Employment for the ‘Lost Generation’? – A personal reflection of my ‘New-Normal’

The Anonymous Graduate

While the notion of a “lost generation” has featured prominently in discussions surrounding the effects of COVID-19 on young people, this expression has its roots in the years that followed the First World War.

Often quoted by prolific figures such as Hemmingway, the “lost generation” reflected a troubled youth for whom global war had cast a shadow of disillusionment and uncertainty. 

Comparing a pandemic to a global war is to compare apples and oranges. However, like it did 100 years ago, the current situation has left many of today’s young people with a sense that the future holds more questions than ever before. While I have had the privilege of a university education, I am, in my own way experiencing what it means to be lost in the turbulent first half of 2020.

Back in late 2019, with my final year in full swing, I began to apply for grad schemes and pad-out my address book with industry contacts within both advertising and marketing. As the new decade arrived, my many subsequent hours spent on trains to London, riding the tube, and pounding pavements were resulting in fruitful conversations which grew my lofty ambition of establishing a career immediately following my graduation. I had submitted grad scheme applications and had progressed to the final interview round of an opportunity with a great company which would have marked the beginning of a promising career. As February became March, I felt unstoppable as the career I had been working towards for several years was within touching distance…
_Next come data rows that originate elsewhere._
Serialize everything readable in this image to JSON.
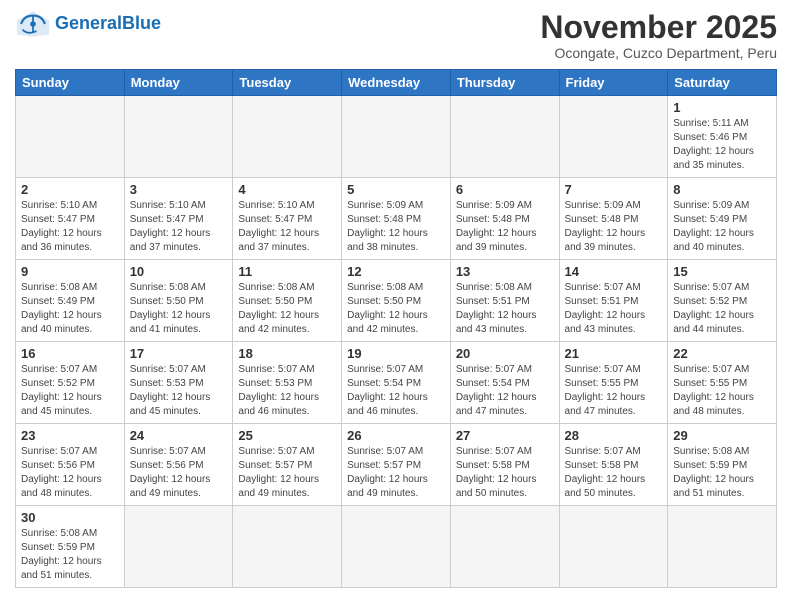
{
  "header": {
    "logo_general": "General",
    "logo_blue": "Blue",
    "month_title": "November 2025",
    "subtitle": "Ocongate, Cuzco Department, Peru"
  },
  "days_of_week": [
    "Sunday",
    "Monday",
    "Tuesday",
    "Wednesday",
    "Thursday",
    "Friday",
    "Saturday"
  ],
  "weeks": [
    [
      {
        "day": "",
        "info": "",
        "empty": true
      },
      {
        "day": "",
        "info": "",
        "empty": true
      },
      {
        "day": "",
        "info": "",
        "empty": true
      },
      {
        "day": "",
        "info": "",
        "empty": true
      },
      {
        "day": "",
        "info": "",
        "empty": true
      },
      {
        "day": "",
        "info": "",
        "empty": true
      },
      {
        "day": "1",
        "info": "Sunrise: 5:11 AM\nSunset: 5:46 PM\nDaylight: 12 hours and 35 minutes."
      }
    ],
    [
      {
        "day": "2",
        "info": "Sunrise: 5:10 AM\nSunset: 5:47 PM\nDaylight: 12 hours and 36 minutes."
      },
      {
        "day": "3",
        "info": "Sunrise: 5:10 AM\nSunset: 5:47 PM\nDaylight: 12 hours and 37 minutes."
      },
      {
        "day": "4",
        "info": "Sunrise: 5:10 AM\nSunset: 5:47 PM\nDaylight: 12 hours and 37 minutes."
      },
      {
        "day": "5",
        "info": "Sunrise: 5:09 AM\nSunset: 5:48 PM\nDaylight: 12 hours and 38 minutes."
      },
      {
        "day": "6",
        "info": "Sunrise: 5:09 AM\nSunset: 5:48 PM\nDaylight: 12 hours and 39 minutes."
      },
      {
        "day": "7",
        "info": "Sunrise: 5:09 AM\nSunset: 5:48 PM\nDaylight: 12 hours and 39 minutes."
      },
      {
        "day": "8",
        "info": "Sunrise: 5:09 AM\nSunset: 5:49 PM\nDaylight: 12 hours and 40 minutes."
      }
    ],
    [
      {
        "day": "9",
        "info": "Sunrise: 5:08 AM\nSunset: 5:49 PM\nDaylight: 12 hours and 40 minutes."
      },
      {
        "day": "10",
        "info": "Sunrise: 5:08 AM\nSunset: 5:50 PM\nDaylight: 12 hours and 41 minutes."
      },
      {
        "day": "11",
        "info": "Sunrise: 5:08 AM\nSunset: 5:50 PM\nDaylight: 12 hours and 42 minutes."
      },
      {
        "day": "12",
        "info": "Sunrise: 5:08 AM\nSunset: 5:50 PM\nDaylight: 12 hours and 42 minutes."
      },
      {
        "day": "13",
        "info": "Sunrise: 5:08 AM\nSunset: 5:51 PM\nDaylight: 12 hours and 43 minutes."
      },
      {
        "day": "14",
        "info": "Sunrise: 5:07 AM\nSunset: 5:51 PM\nDaylight: 12 hours and 43 minutes."
      },
      {
        "day": "15",
        "info": "Sunrise: 5:07 AM\nSunset: 5:52 PM\nDaylight: 12 hours and 44 minutes."
      }
    ],
    [
      {
        "day": "16",
        "info": "Sunrise: 5:07 AM\nSunset: 5:52 PM\nDaylight: 12 hours and 45 minutes."
      },
      {
        "day": "17",
        "info": "Sunrise: 5:07 AM\nSunset: 5:53 PM\nDaylight: 12 hours and 45 minutes."
      },
      {
        "day": "18",
        "info": "Sunrise: 5:07 AM\nSunset: 5:53 PM\nDaylight: 12 hours and 46 minutes."
      },
      {
        "day": "19",
        "info": "Sunrise: 5:07 AM\nSunset: 5:54 PM\nDaylight: 12 hours and 46 minutes."
      },
      {
        "day": "20",
        "info": "Sunrise: 5:07 AM\nSunset: 5:54 PM\nDaylight: 12 hours and 47 minutes."
      },
      {
        "day": "21",
        "info": "Sunrise: 5:07 AM\nSunset: 5:55 PM\nDaylight: 12 hours and 47 minutes."
      },
      {
        "day": "22",
        "info": "Sunrise: 5:07 AM\nSunset: 5:55 PM\nDaylight: 12 hours and 48 minutes."
      }
    ],
    [
      {
        "day": "23",
        "info": "Sunrise: 5:07 AM\nSunset: 5:56 PM\nDaylight: 12 hours and 48 minutes."
      },
      {
        "day": "24",
        "info": "Sunrise: 5:07 AM\nSunset: 5:56 PM\nDaylight: 12 hours and 49 minutes."
      },
      {
        "day": "25",
        "info": "Sunrise: 5:07 AM\nSunset: 5:57 PM\nDaylight: 12 hours and 49 minutes."
      },
      {
        "day": "26",
        "info": "Sunrise: 5:07 AM\nSunset: 5:57 PM\nDaylight: 12 hours and 49 minutes."
      },
      {
        "day": "27",
        "info": "Sunrise: 5:07 AM\nSunset: 5:58 PM\nDaylight: 12 hours and 50 minutes."
      },
      {
        "day": "28",
        "info": "Sunrise: 5:07 AM\nSunset: 5:58 PM\nDaylight: 12 hours and 50 minutes."
      },
      {
        "day": "29",
        "info": "Sunrise: 5:08 AM\nSunset: 5:59 PM\nDaylight: 12 hours and 51 minutes."
      }
    ],
    [
      {
        "day": "30",
        "info": "Sunrise: 5:08 AM\nSunset: 5:59 PM\nDaylight: 12 hours and 51 minutes."
      },
      {
        "day": "",
        "info": "",
        "empty": true
      },
      {
        "day": "",
        "info": "",
        "empty": true
      },
      {
        "day": "",
        "info": "",
        "empty": true
      },
      {
        "day": "",
        "info": "",
        "empty": true
      },
      {
        "day": "",
        "info": "",
        "empty": true
      },
      {
        "day": "",
        "info": "",
        "empty": true
      }
    ]
  ]
}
And then the ground shifted completely.

March saw universities across the country hastily closing their doors. Many students, including myself, retreated home to wrap up dissertations and final assignments in makeshift home offices. Not long after lockdown was announced, I received the email I feared from the company that had progressed me to the interview stage of their grad scheme. They regretfully informed me that the current situation prevented them from continuing the intake process and that they would be in touch when it would be safe to recommence it. A second company, whose process I was at an earlier stage of, sent an email out advising that their grad scheme would be cancelled this year to “hopefully reopen in 2021”.

With the challenges presented by adapting to working from home, I also found that some of the contacts I had acquired in London were becoming increasingly more difficult to get in touch with. The prospect of future conversations and offers of work experience were vanishing at the same rate that city offices were being vacated.

This deep uncertainty that I now faced, and how I would tackle it, led me to recall a quote from Chuck Palahniuk’s novel Fight Club that “It’s only after we’ve lost everything that we’re free to do anything”. Now, while the extent of what I’ve lost pales in comparison to what others have lost during this pandemic, the disappearance of where I thought my near-future was headed has been replaced by new opportunities. With the reality that my professional career is now going nowhere fast, I have truly had valuable time to reflect on who I am, what I want, and how I am going to pursue it. In meditating on these questions, I’ve subsequently chosen to, I believe, enhance my future versatility by pursuing postgraduate study.

While I had not previously desired to follow this route, I will soon have to compete with graduates from 2020, who, like myself, are now severely lacking the prospect of any career-launching entry-level jobs. Then, there will be those graduating in 2021 who will also be seeking work in the post-COVID-19 environment. I believe that in 2021, having twice the number of graduates searching for work in a recovering jobs market will significantly lessen opportunity. If I can expand my academic qualifications further, then perhaps I can improve my odds further down the line.

Despite my new-found sense of purpose in following postgrad education, some questions still occur to me as we begin to emerge from our home offices into the ‘new normal’. Will there be jobs for graduates at organisations looking to scale back their workforces? Will salaries be depressed? How might prospects be curtailed? And at the most personal level, what becomes of my future?